Anyway, Hobbes has one idea which makes him similar to these other two: Hobbes says that we must "captivate our understanding to the words; and not to labor in sifting out a philosophical truth by logic, of such mysteries as are not comprehensible, nor fall under any rule of natural science." What does he mean?

He means that we can't rationally or logically discuss some parts of human life and some aspects of this universe. Human reason, Hobbes believes, is extremely powerful, but there are a few things that it can't do. And so we are left with some mysteries in life which we contemplate, but about which we cannot reason. Luckily, we can at least reason about why can't reason about them!

What Does It Mean To Be Human?

We human beings are diverse: different languages, religions, and races. Yet we all share some of the same features which make us human. All of those features together are what we call "human nature". Humans are different from animals in several ways: for one, we can deny our desires. If an animal is hungry, it eats, and cannot stop itself; if an animal desires sexual activity, it performs that action, and cannot do otherwise. But a hungry human can decide to wait, and eat later; or even go on a "hunger strike". This is what makes us human: the ability to say "no" to our drives, instincts, and desires. What if, in the middle of a delicate brain operation, the surgeon suddenly became hungry, and walked out of the hospital to get a hamburger?

Monday, April 04, 2005

The Death of Pope John Paul II

The recent death of the Pope reminds us that, from a historical perspective, the organization of the Roman Catholic church is important in understanding history. One cannot properly understand historical phases and events, like the beginning and rise of the university and concepts of Scholastic philosophy, or understand historical persons, like Rene Descartes or Emperor Joseph II or Empress Maria-Theresa or Metternich or Edmund Burke, without understanding this institution.
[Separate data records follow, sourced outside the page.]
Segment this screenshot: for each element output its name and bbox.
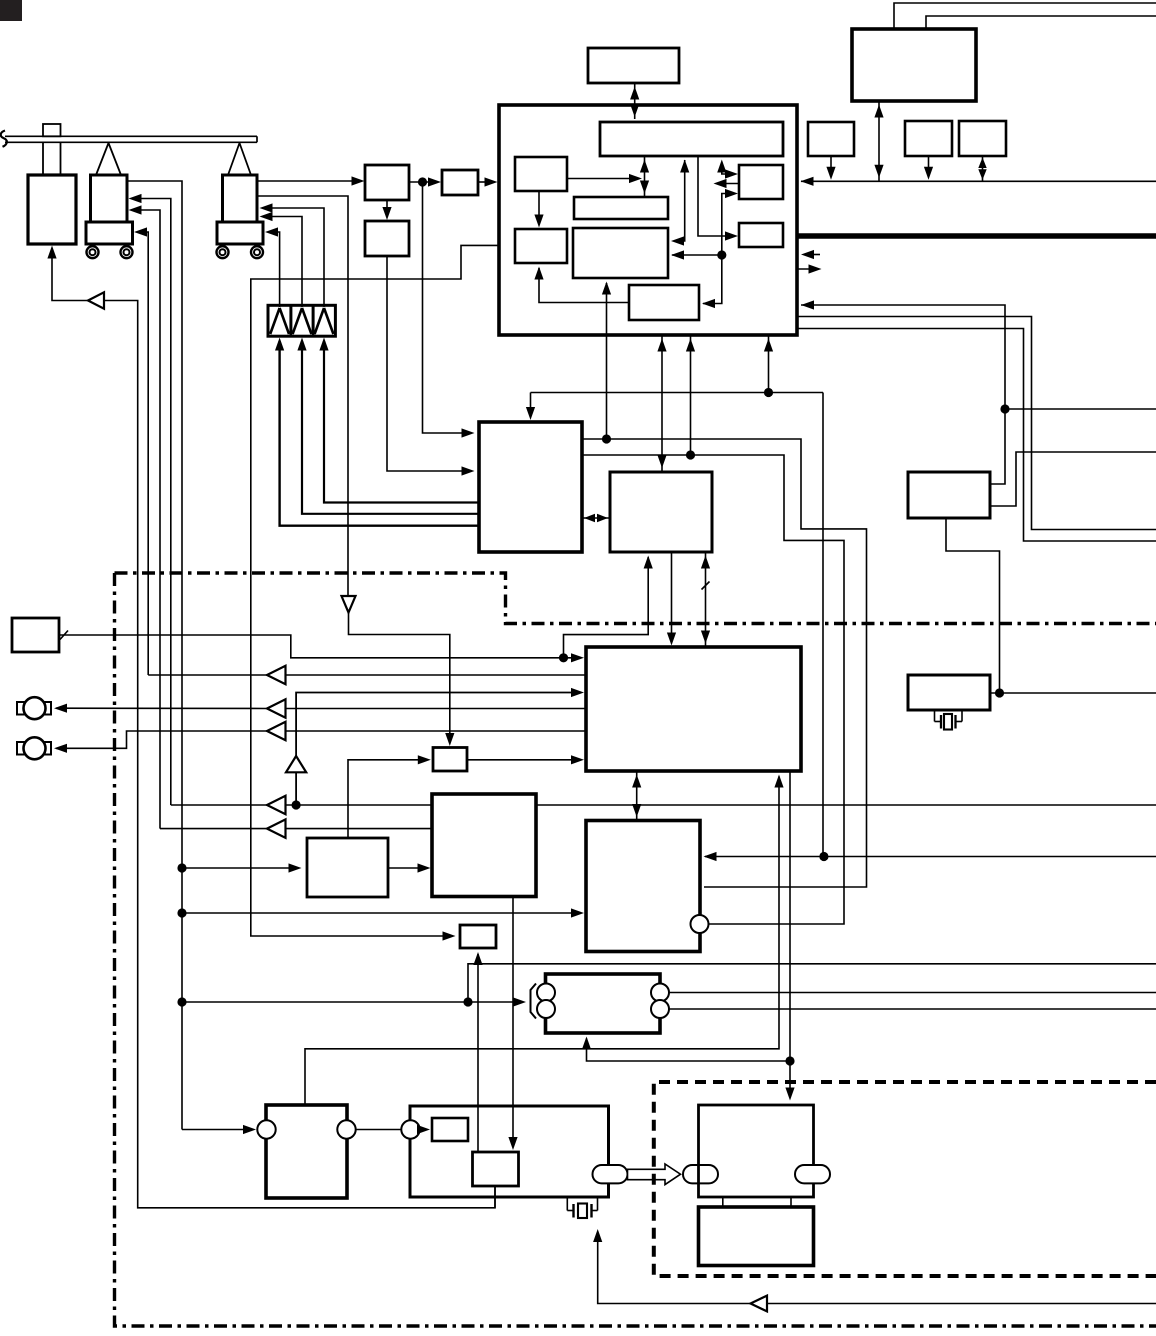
internal box m7 [739, 165, 783, 199]
wire B4 down to IB2 [508, 897, 517, 1151]
dash-dot section boundary [115, 573, 1156, 1326]
wire sb_b to bus [924, 156, 933, 180]
wire B2 down to servo [667, 552, 676, 646]
amp T5 [160, 819, 432, 837]
junction dot A-B [418, 177, 427, 186]
motor jack M2 [17, 737, 51, 759]
wire into A3 from head-amp 3 [260, 203, 325, 307]
capstan motor block A1 [28, 175, 76, 244]
slash on LB output [60, 631, 68, 640]
timer box B8 [401, 1106, 608, 1197]
wire B7 to B8 circle [356, 1129, 402, 1131]
net LB to servo and B2 [59, 556, 653, 663]
line out amp T3 [54, 722, 586, 753]
net B7 up to servo [305, 775, 784, 1106]
wire A down to C [382, 200, 391, 220]
mechanism driver B5 [586, 821, 700, 952]
bidirectional wire sb_c to bus [978, 156, 986, 181]
head amp block with triangles [268, 305, 335, 336]
line out amp T2 [54, 699, 586, 717]
REC drive wires from B1 into head amp [275, 338, 479, 526]
box B [442, 170, 478, 195]
tape rail [1, 131, 257, 147]
crystal of B8 [567, 1197, 597, 1218]
motor box B7 [257, 1105, 355, 1198]
net A main IC to X1 and right edge [801, 300, 1156, 484]
box X1 [908, 472, 990, 518]
wire A to B with junction [409, 177, 441, 186]
wire into A3 base from head-amp 1 [265, 227, 280, 307]
bidirectional wire top box to main IC [630, 83, 639, 119]
bidirectional wire bus to m3 [640, 156, 649, 197]
A2 wheels [87, 246, 133, 258]
inverter circle on B5 [691, 915, 709, 933]
wire L to m7 and bus [717, 160, 738, 179]
head assembly A2 [86, 143, 133, 244]
wire B4 right to edge [536, 804, 1156, 806]
oscillator box X2 [908, 675, 990, 710]
internal bar m3 [574, 197, 668, 219]
net H2 right edge into B5 [704, 852, 1156, 861]
small box SB1 [433, 748, 467, 772]
junction dot H2 [819, 852, 828, 861]
wire sb_a to bus [826, 156, 835, 180]
junction dot net A [1000, 404, 1009, 413]
A3 wheels [217, 246, 264, 258]
wire B6 to B4 [388, 863, 431, 872]
connector oval O2 on D1 [683, 1165, 718, 1183]
stub arrow into main IC right [801, 250, 820, 259]
mechanism box D1 [699, 1105, 814, 1197]
box above main IC [588, 48, 679, 83]
buffer amp to A1 [47, 246, 104, 309]
wire IB2 down to bottom rail [494, 1186, 496, 1208]
wire A3 second output to triangle buffer [257, 196, 348, 595]
servo control IC [586, 647, 801, 771]
down triangle buffer [342, 596, 455, 746]
junction dot T4 net [292, 800, 301, 809]
wire SB1 to servo [467, 755, 584, 764]
arrow into SB3 [417, 1125, 430, 1134]
junction dot servo-D1 net [785, 1056, 794, 1065]
net L2 B1 to B5 circle [582, 455, 844, 924]
wire junction down to B1 [423, 182, 475, 438]
connector oval O3 on D1 right [795, 1165, 830, 1183]
junction dots on head2 net [177, 863, 186, 872]
wire L2 dot up into main IC [686, 336, 695, 455]
bottom feedback line with buffer [593, 1229, 1156, 1311]
line out amp T1 [148, 666, 586, 684]
net main IC left to SB2 [251, 245, 499, 940]
wire from L1 dot up into m5 [602, 282, 611, 440]
box B2 [610, 472, 712, 552]
bidirectional wire B2 servo with slash [701, 552, 710, 647]
wire amp input from B8 timer [104, 301, 495, 1208]
junction dot L2 [686, 450, 695, 459]
internal box m5 [573, 228, 668, 278]
wire m1 to center [567, 174, 642, 183]
wire A2 output to left bus [127, 181, 182, 1130]
junction net J1 m5 m7 m8 [671, 189, 738, 308]
wire IB2 up to SB2 [473, 952, 482, 1151]
box C [365, 221, 409, 256]
small box SB3 inside B8 [432, 1118, 468, 1141]
internal box m1 [515, 157, 567, 191]
connector oval O1 on B8 [593, 1165, 628, 1183]
stub links D1 D2 [723, 1197, 791, 1207]
junction dot X2 net [995, 688, 1004, 697]
dashed mechanism boundary box [654, 1082, 1156, 1276]
box A [365, 165, 409, 200]
net D X1 to right edge [990, 452, 1156, 506]
inner box IB2 [473, 1152, 519, 1186]
bidirectional wire servo to B5 [632, 771, 641, 821]
wire into A2 from T4 line [129, 194, 171, 805]
bidirectional wire top right box to bus [874, 101, 883, 181]
net C main IC to right edge [797, 329, 1156, 542]
wire net392 up into main IC [764, 336, 773, 393]
rail cap block [43, 124, 61, 175]
internal box m6 [629, 285, 699, 320]
box B6 [307, 838, 388, 897]
small box sb_b [905, 121, 952, 156]
stub arrow out of main IC right [797, 264, 822, 273]
mechanism box D2 [699, 1207, 814, 1266]
wires from top right box to top edge [894, 3, 1156, 29]
small box sb_a [808, 122, 854, 156]
crystal of X2 [935, 710, 963, 730]
wire X1 down to X2 and right edge [946, 518, 1156, 693]
net head2 to B6 B5 and relay [182, 863, 1156, 1134]
internal top bus register [600, 122, 783, 156]
wire B to main IC [478, 177, 498, 186]
bus line to main IC right [801, 177, 1156, 186]
mode switch box LB [12, 618, 59, 652]
main system control IC [499, 105, 797, 335]
junction dot LB net [559, 653, 568, 662]
net L1 B1 to B5 right side [582, 439, 867, 887]
wire m1 down to m4 [534, 191, 543, 228]
net392 horizontal to B1 top and right riser [526, 393, 823, 857]
top right box [852, 29, 976, 101]
small box SB2 [460, 925, 496, 948]
wire A3 output to box A [257, 176, 365, 185]
thick data bus [797, 233, 1156, 238]
bidirectional wire main IC to B2 [657, 335, 666, 471]
internal box m4 [515, 229, 567, 263]
wire C down to B1 [387, 256, 475, 476]
wire into A2 base from T1 line [134, 227, 148, 675]
audio signal processor B1 [479, 422, 582, 552]
wire B6 up to SB1 [348, 755, 431, 838]
wire into A2 from T5 line [129, 205, 161, 828]
head assembly A3 [217, 143, 263, 244]
up triangle buffer UT [286, 688, 584, 805]
wire into A3 from head-amp 2 [260, 212, 303, 307]
head switching relay box FC [537, 974, 669, 1033]
cable hollow arrow [628, 1164, 681, 1185]
stub arrow out of m7 [714, 179, 740, 188]
wire bus down to m5 right [671, 160, 689, 246]
junction dot net392 [764, 388, 773, 397]
motor jack M1 [17, 697, 51, 719]
small box sb_c [959, 121, 1006, 156]
wire bus down to m8 [698, 156, 738, 241]
junction dot J1 [717, 250, 726, 259]
net B main IC to right edge [797, 317, 1156, 530]
input bracket of FC [531, 984, 537, 1019]
page corner marker [0, 0, 22, 21]
box B4 [432, 794, 536, 897]
wire m6 to m4 [534, 267, 629, 303]
bidirectional wire B1 B2 [582, 514, 610, 522]
junction dot L1 [602, 434, 611, 443]
internal box m8 [739, 223, 783, 247]
FC outputs to right edge [669, 993, 1156, 1010]
net servo down to D1 and FC [582, 771, 795, 1101]
amp T4 [171, 796, 432, 814]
This is true, no matter what your own personal belief system is.

There are several different belief systems which are crucial for understanding world history:

* Ancient Pagan Polytheism - Human Sacrifice
* Judaism
* Christianity

Under the heading of "Christianity", several sub-categories merit study:

* Early Christianity (Syrian, Persian, Ethiopic)
* Roman Catholicism
* Lutheranism
* Post-Luther Protestantism

These are the major religious influences which have shaped the world in which we live, both in the present, and over the past 4,000 years. Can you define and describe the terms on the lists above?